We’ve discussed the problem of identifying relevant features of a natural system (and how this always depends on the circumstances and aims of the modeller) in chapters 8, 9, 10, and 11. There is another difficulty though: in practice, it is hard (if not outright impossible) to predefine the total range of possible behaviours of most natural systems (see chapter 12). In fact, in a large world, it is not even clear what that would mean, and we argue in chapter 13 that we can define a complex system exactly as a system whose totality of possible behaviours cannot be captured by a single formal model. Our large and complex world is not entirely formalisable. This is perhaps the central insight of this book.

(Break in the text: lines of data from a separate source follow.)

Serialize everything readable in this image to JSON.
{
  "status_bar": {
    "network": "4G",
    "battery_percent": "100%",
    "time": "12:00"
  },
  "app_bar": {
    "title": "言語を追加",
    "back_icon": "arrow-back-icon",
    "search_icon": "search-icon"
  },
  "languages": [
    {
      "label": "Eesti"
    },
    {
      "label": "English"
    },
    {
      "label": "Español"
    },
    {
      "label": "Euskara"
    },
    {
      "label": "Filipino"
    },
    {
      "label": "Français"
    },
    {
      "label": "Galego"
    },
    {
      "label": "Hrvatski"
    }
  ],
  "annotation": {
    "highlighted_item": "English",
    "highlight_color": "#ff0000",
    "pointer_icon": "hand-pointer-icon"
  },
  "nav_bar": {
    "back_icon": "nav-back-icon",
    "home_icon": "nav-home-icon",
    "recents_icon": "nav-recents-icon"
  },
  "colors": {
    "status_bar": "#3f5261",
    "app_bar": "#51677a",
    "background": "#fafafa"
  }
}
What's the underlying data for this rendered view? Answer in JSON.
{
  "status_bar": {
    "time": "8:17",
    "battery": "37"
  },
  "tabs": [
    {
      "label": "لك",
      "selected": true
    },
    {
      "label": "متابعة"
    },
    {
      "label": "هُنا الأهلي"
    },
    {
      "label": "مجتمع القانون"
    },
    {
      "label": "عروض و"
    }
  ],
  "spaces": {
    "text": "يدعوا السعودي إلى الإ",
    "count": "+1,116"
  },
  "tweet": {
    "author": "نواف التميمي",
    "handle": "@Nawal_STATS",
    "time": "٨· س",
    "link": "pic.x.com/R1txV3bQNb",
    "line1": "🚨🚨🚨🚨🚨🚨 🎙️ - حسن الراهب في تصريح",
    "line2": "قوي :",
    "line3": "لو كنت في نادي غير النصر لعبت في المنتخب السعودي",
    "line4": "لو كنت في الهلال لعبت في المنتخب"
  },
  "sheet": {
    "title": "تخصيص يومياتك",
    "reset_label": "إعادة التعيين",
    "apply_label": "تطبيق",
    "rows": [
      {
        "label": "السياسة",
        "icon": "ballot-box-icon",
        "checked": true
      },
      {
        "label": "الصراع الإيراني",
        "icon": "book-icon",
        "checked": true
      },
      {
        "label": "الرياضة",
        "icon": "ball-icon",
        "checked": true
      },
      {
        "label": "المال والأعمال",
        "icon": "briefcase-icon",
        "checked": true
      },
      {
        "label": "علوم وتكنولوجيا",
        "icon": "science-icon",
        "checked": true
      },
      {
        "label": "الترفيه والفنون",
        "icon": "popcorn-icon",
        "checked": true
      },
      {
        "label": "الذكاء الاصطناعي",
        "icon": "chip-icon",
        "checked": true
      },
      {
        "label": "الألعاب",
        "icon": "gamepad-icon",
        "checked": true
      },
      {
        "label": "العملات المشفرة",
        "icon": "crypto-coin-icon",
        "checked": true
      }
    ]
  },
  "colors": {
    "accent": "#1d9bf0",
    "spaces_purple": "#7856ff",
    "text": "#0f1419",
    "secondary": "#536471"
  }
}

The art of modelling, then, is to match formalism (in the symbolic domain of the self) and target system (in the natural domain of the ambience) such that the model is congruent for our given purposes and captures all the possible system behaviours that are relevant in our specific situation. This is a more modest and realistic undertaking than striving for some unattainable theory of everything. It is an actionable project suited for limited human beings. But how do we achieve it? If we cannot delimit the entire space of possible behaviours of a natural system, how can we ever know that we have captured all relevant ones in a given situation? Remember: there could always be unconsidered alternatives. We can never be sure that we are not missing anything. Here, recognising the limitations of your modelling framework (rather than its positive potential) is of crucial importance. Are there aspects of what we want to understand that lie outside the capabilities of the model we are using? While delimiting the entire space of possibilities is generally impossible, this question can often be answered quite pragmatically.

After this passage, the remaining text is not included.